The Cost of Ownership
Printers are durable goods – that is, products that are not simply purchased and then immediately consumed, but instead used for several years. As such, it is important to know the full cost of ownership – both the upfront costs to buy the product and the annual or lifetime cost of operation. To make consumers aware of the full cost of ownership at the point of sale, new automobile price stickers provide estimated annual costs of fuel. Similarly, Energy Guide labels on new appliances, like refrigerators, show an estimated annual electricity cost to run the appliance. In both cases, the operating cost is much lower than the initial purchase price. In contrast, over the useful life of a printer, the cost of printing can overwhelm the cost of the printer itself. Simply put, consumers require better knowledge of the lifetime cost of ownership in order to make well-informed choices – not blind ones.

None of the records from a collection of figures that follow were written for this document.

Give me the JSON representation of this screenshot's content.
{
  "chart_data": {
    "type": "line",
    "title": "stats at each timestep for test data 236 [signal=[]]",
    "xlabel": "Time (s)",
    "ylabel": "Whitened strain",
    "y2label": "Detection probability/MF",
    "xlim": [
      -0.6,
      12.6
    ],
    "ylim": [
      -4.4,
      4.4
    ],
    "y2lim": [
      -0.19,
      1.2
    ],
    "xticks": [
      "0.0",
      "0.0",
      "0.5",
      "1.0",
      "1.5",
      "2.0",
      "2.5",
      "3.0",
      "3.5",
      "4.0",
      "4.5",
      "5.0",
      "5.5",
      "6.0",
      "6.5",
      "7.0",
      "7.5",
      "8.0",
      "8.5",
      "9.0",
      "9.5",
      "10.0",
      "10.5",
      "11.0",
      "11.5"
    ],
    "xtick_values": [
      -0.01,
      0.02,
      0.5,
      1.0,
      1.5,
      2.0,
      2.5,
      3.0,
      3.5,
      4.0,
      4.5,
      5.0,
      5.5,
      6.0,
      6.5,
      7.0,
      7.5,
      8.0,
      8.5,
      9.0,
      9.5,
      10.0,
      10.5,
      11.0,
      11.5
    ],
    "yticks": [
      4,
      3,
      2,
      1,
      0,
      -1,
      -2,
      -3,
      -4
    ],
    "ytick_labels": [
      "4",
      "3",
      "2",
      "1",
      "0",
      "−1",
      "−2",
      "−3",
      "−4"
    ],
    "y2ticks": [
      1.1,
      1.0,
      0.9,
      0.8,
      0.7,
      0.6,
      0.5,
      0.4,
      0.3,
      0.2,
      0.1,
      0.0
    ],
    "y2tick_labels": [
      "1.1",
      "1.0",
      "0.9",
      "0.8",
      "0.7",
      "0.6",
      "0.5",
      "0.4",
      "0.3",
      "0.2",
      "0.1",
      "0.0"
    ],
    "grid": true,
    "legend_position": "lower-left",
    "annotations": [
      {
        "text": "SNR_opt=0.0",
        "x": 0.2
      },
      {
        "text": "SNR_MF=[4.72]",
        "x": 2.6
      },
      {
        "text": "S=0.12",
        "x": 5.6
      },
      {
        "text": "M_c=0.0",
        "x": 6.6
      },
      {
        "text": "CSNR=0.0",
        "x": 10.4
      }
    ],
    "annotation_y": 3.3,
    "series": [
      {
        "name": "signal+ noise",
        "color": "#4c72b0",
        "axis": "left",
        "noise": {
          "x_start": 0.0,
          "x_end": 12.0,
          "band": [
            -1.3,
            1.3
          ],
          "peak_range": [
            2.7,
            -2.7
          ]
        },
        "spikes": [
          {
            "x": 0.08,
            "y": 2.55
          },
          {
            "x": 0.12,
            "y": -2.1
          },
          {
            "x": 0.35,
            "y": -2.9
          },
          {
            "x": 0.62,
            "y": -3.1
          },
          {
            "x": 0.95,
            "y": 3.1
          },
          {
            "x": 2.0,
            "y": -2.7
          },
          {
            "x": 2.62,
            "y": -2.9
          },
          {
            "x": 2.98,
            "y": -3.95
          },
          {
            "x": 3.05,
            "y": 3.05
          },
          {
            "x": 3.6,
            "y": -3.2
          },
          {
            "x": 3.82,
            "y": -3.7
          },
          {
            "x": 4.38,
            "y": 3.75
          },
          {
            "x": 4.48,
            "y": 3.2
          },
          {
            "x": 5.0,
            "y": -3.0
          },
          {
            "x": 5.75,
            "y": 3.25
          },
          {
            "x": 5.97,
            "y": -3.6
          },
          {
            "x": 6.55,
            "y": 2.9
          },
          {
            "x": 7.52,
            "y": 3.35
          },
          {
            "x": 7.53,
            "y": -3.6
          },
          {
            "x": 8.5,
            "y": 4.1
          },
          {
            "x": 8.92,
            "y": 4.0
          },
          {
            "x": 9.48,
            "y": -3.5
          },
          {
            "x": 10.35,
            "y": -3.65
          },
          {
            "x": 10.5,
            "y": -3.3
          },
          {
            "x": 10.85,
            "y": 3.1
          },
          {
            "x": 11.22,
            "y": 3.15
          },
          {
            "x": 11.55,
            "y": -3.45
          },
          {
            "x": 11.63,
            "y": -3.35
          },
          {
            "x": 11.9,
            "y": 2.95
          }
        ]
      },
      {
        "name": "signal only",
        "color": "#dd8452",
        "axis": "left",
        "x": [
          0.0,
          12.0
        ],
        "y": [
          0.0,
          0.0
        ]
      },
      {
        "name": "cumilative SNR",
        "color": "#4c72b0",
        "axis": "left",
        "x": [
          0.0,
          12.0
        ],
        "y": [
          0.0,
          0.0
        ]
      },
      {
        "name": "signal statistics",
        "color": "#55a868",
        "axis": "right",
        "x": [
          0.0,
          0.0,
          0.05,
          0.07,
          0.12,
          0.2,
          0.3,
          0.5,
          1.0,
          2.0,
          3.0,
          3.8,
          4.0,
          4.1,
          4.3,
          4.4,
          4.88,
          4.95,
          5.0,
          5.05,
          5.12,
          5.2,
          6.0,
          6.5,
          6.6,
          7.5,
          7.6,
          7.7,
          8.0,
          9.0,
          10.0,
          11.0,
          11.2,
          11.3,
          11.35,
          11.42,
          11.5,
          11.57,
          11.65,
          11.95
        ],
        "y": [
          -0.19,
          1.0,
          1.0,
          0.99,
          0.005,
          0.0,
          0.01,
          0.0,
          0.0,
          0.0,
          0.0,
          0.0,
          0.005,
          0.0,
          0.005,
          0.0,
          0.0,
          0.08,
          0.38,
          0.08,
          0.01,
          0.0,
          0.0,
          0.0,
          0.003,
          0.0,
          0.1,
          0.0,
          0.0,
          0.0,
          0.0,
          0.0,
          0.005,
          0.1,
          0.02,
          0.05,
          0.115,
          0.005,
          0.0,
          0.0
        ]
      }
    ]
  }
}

The table below shows the initial retail costs for inkjet printers priced under $150 and their 3-year printing ink costs, and confirms that the cost of the printer pales in comparison to the cost of the ink. For example, the 3-year cost of ink could be more than seven times greater than the cost of the printer itself. Therefore, retailers that show only the cost of the printer are hiding the real cost of ownership.

Need for an Industry Standard
Market alternatives convey value to consumers, but the value of competition and product alternatives for consumers is attenuated if they have insufficient information to choose rationally among them. An industry standard is needed and should be adopted by manufacturers and retailers alike. One solution is to simply add an annual or (as shown below) a 3-year cost of ink on shelf feature cards in stores that sell computer printers. This simple solution creates no appreciable industry costs, but it would enable consumers to compare printers and judge for themselves whether printer and ink costs matter. This will likely lead to increased competition and potentially lower prices for consumers.

Just as consumers search the shelves for labels and feature cards for information on most goods that they buy, providing consumers with better information on ink costs would allow them to make better choices upfront that suit their printing needs and minimize their costs for doing so. That, in turn, would provide added discipline in the marketplace and encourage price competition that would result in $6 billion in lower costs for the combined purchase of printers and corresponding ink.